Solutions HWB04

2.2:

 

For the ungrouped data as given in the table on page 25, the frequency polygon is the broken line joining the points

(1,0), (2,1), (3,1), (4,2), (5,2), (6,1), (7,0), (8,0), (9,0), (10,1), (11,0).

 

For the grouped data as given in the table on page 29, the frequency polygon is the broken line joining the points

(-1.5,0), (1,1), (3.5,3), (5.5,3), (9,1), (14,0).

2.12:

This phenomena is explained in the article handed out with the material of
the first class. 

If you ask each student the size of his/her classes, the perceived
average size is larger than the actual average.  Suppose there were just
two classes, one of size 2 and one of size 12.  The average class size is
(2 + 12)/2 = 7.

Yet 12 of the students report their class size as 12 and two students
report their class sizes as 2.  So if you average out the reported class
size of the 14 students, you get
{(12 + 12 + 12 + 12 + ... + 12) + (2 + 2)}/14 = {144 + 4}/14 = 10.57 
So the actual mean is 7, the perceived mean is 10.57. 

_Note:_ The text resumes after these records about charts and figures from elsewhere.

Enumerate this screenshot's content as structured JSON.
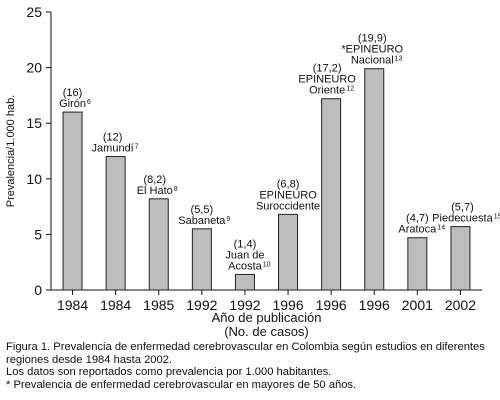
{
  "chart_data": {
    "type": "bar",
    "title": "",
    "xlabel_lines": [
      "Año de publicación",
      "(No. de casos)"
    ],
    "ylabel": "Prevalencia/1.000 hab.",
    "ylim": [
      0,
      25
    ],
    "yticks": [
      0,
      5,
      10,
      15,
      20,
      25
    ],
    "grid": false,
    "legend": "none",
    "bar_color": "#bdbdbd",
    "categories": [
      "1984",
      "1984",
      "1985",
      "1992",
      "1992",
      "1996",
      "1996",
      "1996",
      "2001",
      "2002"
    ],
    "values": [
      16,
      12,
      8.2,
      5.5,
      1.4,
      6.8,
      17.2,
      19.9,
      4.7,
      5.7
    ],
    "bars": [
      {
        "year": "1984",
        "value": 16,
        "label_lines": [
          "(16)",
          "Girón"
        ],
        "ref": "6"
      },
      {
        "year": "1984",
        "value": 12,
        "label_lines": [
          "(12)",
          "Jamundí"
        ],
        "ref": "7"
      },
      {
        "year": "1985",
        "value": 8.2,
        "label_lines": [
          "(8,2)",
          "El Hato"
        ],
        "ref": "8"
      },
      {
        "year": "1992",
        "value": 5.5,
        "label_lines": [
          "(5,5)",
          "Sabaneta"
        ],
        "ref": "9"
      },
      {
        "year": "1992",
        "value": 1.4,
        "label_lines": [
          "(1,4)",
          "Juan de",
          "Acosta"
        ],
        "ref": "10"
      },
      {
        "year": "1996",
        "value": 6.8,
        "label_lines": [
          "(6,8)",
          "EPINEURO",
          "Suroccidente"
        ],
        "ref": "11"
      },
      {
        "year": "1996",
        "value": 17.2,
        "label_lines": [
          "(17,2)",
          "EPINEURO",
          "Oriente"
        ],
        "ref": "12"
      },
      {
        "year": "1996",
        "value": 19.9,
        "label_lines": [
          "(19,9)",
          "*EPINEURO",
          "Nacional"
        ],
        "ref": "13"
      },
      {
        "year": "2001",
        "value": 4.7,
        "label_lines": [
          "(4,7)",
          "Aratoca"
        ],
        "ref": "14"
      },
      {
        "year": "2002",
        "value": 5.7,
        "label_lines": [
          "(5,7)",
          "Piedecuesta"
        ],
        "ref": "15"
      }
    ]
  },
  "caption": {
    "line1": "Figura 1. Prevalencia de enfermedad cerebrovascular en Colombia según estudios en diferentes regiones desde 1984 hasta 2002.",
    "line2": "Los datos son reportados como prevalencia por 1.000 habitantes.",
    "line3": "* Prevalencia de enfermedad cerebrovascular en mayores de 50 años."
  }
}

2.26:  Various answers are possible depending on the grouping.

Suppose we group as follows

 

(each class includes left endpoint, but not right endpoint)

  Class   freq

  [2,4)     2

  [4,6)     1

  [6,8)     8

 [8,10)     3

[10,12)     2
Sum:       16.

 

Then the ogive is the broken line joining the points

(2,0), (4,2), (6,3), (8,11), (10,14), (12,16).

Converting the vertical axis to percentages (where 16 = 100%),

The ogive is the broken line joining the points

(2,0%), (4,12.5%), (6,18.75%), (8,68.75%), (10,87.5%), (12,100%)

So the 50^th percentile is 7.25, because the line joining (6,18.75%) and (6,68.75%) goes thru the point (7.25,50%).

And the 90^th percentile is 11.6, because the line joining (10,87.75%) and (12,100%) goes thru the point (11.6,90%).